Feldstein, being an economist, spoke of a “moral right.” As lawyers, we see the question perhaps more in terms of jurisdiction and standing, and ultimately of sovereignty. Feldstein proposed three questions:

(1) Is this reform really needed to restore the country’s access to international capital markets?

(2) Is this a technical matter that does not interfere unnecessarily with the proper jurisdiction of a sovereign government?

(3) If the policies to be changed are also practiced in the major industrial economies of Europe, would the IMF think it appropriate to force similar changes in those countries if they were subject to a Fund program?

[*PG271]The Fund’s management saw no reason to hide the change in approach.

Michel Camdessus, the Managing Director said, “[t]he centerpiece of each program is not a set of austerity measures to restore macroeconomic balance, but a set of forceful, far-reaching structural reforms, to strengthen financial systems, increase transparency, open markets, and in so doing, restore market confidence.”26

Stanley Fischer, the Deputy Managing Director, answered Feldstein directly:

To question 1, is this reform really necessary, the answer in the Asian programs is yes.

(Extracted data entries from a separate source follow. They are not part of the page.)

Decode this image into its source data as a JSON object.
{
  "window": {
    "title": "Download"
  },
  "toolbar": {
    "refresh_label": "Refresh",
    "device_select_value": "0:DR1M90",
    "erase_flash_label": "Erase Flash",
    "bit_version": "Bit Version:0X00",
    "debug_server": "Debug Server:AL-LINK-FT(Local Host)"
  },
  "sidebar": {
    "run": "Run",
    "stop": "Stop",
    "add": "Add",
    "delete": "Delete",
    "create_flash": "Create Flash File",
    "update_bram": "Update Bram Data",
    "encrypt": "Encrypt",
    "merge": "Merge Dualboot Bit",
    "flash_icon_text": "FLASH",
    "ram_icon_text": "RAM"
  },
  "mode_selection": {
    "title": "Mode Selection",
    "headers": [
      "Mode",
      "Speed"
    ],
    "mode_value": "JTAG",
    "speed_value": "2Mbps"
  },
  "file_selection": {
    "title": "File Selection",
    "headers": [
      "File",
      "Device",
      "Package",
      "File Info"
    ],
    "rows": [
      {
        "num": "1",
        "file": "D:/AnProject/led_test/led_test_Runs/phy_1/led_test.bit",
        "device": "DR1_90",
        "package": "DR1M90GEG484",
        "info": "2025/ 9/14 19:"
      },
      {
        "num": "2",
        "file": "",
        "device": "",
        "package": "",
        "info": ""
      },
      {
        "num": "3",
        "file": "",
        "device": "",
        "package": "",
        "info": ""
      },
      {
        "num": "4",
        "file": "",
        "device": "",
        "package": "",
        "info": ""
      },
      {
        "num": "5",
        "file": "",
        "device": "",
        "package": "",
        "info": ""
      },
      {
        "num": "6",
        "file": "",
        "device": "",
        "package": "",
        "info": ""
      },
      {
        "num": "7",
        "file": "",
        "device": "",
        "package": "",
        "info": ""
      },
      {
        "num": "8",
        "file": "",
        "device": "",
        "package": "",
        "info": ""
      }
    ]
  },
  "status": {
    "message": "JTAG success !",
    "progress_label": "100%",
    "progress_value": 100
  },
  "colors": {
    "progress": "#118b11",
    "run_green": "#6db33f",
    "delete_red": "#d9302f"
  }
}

To question 2, is this a technical matter that does not interfere unnecessarily with the proper jurisdiction of a sovereign government, the answer is complicated—yes, for instance, banking sector reform is a highly technical issue—far more than the size of the budget deficit. But why is this more of an intrusion into sovereign government than trade liberalization, which has long been a part of IMF and World Bank programs.

To question 3, Would the IMF ask the European countries to make similar changes if they had a Fund program—absolutely. 27

Finally, Fischer said, Feldstein omitted the most important question: Does this program address the underlying causes of the crisis?


Three years later, I think the justification for the Fund’s “structural reforms” in terms of success can be found in Korea. The rather different outcome in Indonesia suggests that if success is the justification for breaching the jurisdictional barrier with which we started—more than fifty years ago—the answer is not so clear. One could look to other illustrations—at Russia, for instance, or at some of the African countries applying or refraining from applying for debt relief under the Heavily Indebted Poor Countries or the Poverty Reduction and Growth Initiatives.28 Some have been successful, some not, and in some cases it is hard to tell.

[*PG272] I have not come to pass judgment. My purpose has been merely to point out that what Professor Lichtenstein and I learned in law school about the boundaries between states and the international community—part law, part history, part political theory—is in several respects obsolete, at least for those countries that need the IMF, the World Bank, and related agencies. It is also obsolete for those agencies themselves, though the replacement, that is a new combination of authorities and restraints, remains inarticulate. Once again, the facts on the ground have outrun the theoretical concepts.